Huge stem cell hype from Telegraph on new Stanford paper

There is so much stem cell hype out there that sometimes it seems like almost daily up comes a headline that is so full of hype that it could be harmful, but a new piece from The Telegraph really takes the cake.

It is entitled, “Hope of cure for arthritis, MS and diabetes as Stanford makes stem cell transplants safe”.

Just that title alone mentioning cures for a number of major diseases and the blanket statement, “makes stem cell transplants safe” is a big red flag, but the text of The Telegraph article immediately makes things worse:

“Hundreds of thousands of people could be cured of autoimmune diseases like arthritis, multiple sclerosis, diabetes and lupus after scientists discovered how to make stem cell transplants safe.”

Really? Now all stem cell transplants in humans will be safe and kajillions of people cured?

The research paper itself is quite interesting, but overselling it doesn’t help anyone. For instance this paper entitled “Hematopoietic stem cell transplantation in immunocompetent hosts without radiation or chemotherapy” was only done in mice so it’s a big jump to assume it’ll work in humans. See summary from the paper below.

stem cell transplant

The nifty idea is to be able to do HSC transplant without first exposing the patients to extreme radiation or chemo. The team used a designer immunotherapy to wipe out the mouse’s resident HSC to “make a home” for the transplanted cells. There’s some exciting data here, but the road to the clinic would long and extremely difficult.

The stem cell hype about this paper grossly raises expectations and misleads the public about the reality of promising stem cell therapies in development that take a very long time and often do not provide outright cures. More care and conditional/contextual words need to be used in discussing this kind of exciting, but early stem cell science in an animal model.

4 thoughts on “Huge stem cell hype from Telegraph on new Stanford paper”

  1. If this does pan out in human trials it will be pretty huge. They will have basically developed a much more non toxic way of resetting the immune system.

    As a layperson I don’t understand how it will help with organ transplants though? Surely the patient’s thymus will still only conduct negative selection for their own proteins and not those of the donor organ?

  2. Hmm, tangentially: the headline is likely in relation to the therapeutic effect of autologous HSCT in autoimmune diseases, whose use is restricted because of the inherent toxicity of conditioning regimes.

    However: as far as I know said effect is reliant on the drug’s cytotoxicity and subsequent immune reconstitution, . Maybe a better bet for potential future applications would be in (further) reduced intensity conditioning allogeneic HSCT and non-oncological hematological disorders like aplastic anemia?

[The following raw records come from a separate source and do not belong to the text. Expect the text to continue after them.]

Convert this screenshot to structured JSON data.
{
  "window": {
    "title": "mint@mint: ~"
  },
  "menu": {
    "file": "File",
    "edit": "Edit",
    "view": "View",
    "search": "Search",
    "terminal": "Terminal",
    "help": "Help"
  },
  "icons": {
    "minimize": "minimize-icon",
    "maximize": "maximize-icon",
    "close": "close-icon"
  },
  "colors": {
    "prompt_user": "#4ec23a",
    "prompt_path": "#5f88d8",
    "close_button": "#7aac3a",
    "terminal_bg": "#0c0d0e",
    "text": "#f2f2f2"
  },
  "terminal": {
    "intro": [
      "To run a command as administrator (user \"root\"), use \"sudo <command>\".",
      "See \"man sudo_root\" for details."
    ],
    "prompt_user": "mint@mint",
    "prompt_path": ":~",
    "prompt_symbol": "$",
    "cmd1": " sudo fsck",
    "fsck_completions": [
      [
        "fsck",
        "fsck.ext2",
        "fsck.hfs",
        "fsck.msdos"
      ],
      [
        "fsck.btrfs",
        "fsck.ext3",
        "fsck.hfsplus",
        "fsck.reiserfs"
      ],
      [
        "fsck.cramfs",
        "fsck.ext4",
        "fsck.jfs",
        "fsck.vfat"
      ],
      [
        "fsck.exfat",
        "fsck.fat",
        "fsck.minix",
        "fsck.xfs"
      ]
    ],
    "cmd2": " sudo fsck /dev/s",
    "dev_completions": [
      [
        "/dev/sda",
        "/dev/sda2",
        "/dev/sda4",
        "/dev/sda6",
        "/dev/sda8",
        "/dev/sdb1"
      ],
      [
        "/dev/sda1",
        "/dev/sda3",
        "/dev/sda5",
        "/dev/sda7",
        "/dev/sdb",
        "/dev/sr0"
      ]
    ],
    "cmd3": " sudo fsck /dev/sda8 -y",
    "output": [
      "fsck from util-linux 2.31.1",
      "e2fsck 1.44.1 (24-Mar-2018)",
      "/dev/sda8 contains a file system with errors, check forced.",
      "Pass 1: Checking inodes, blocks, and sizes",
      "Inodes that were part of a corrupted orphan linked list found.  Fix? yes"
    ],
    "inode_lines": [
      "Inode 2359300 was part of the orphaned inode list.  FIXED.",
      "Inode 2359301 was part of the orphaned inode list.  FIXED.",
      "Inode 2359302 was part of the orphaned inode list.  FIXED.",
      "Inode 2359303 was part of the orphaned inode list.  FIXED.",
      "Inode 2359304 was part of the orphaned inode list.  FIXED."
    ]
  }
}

  3. Yes indeed but this seems to be a generic issue as the science daily article also rather over sells too. As the science daily states verbatim from Irv Weissman “There is almost no category of disease or organ transplant that is not impacted by this research,” said Irving Weissman, MD, a co-author of the research and professor of pathology and of developmental biology at Stanford. A paper describing the technique will be published Aug. 10 in Science Translational Medicine.

    I totally agree and I am very tired if giving folk false hope!!! As this is a mouse model and mice are not small furry humans!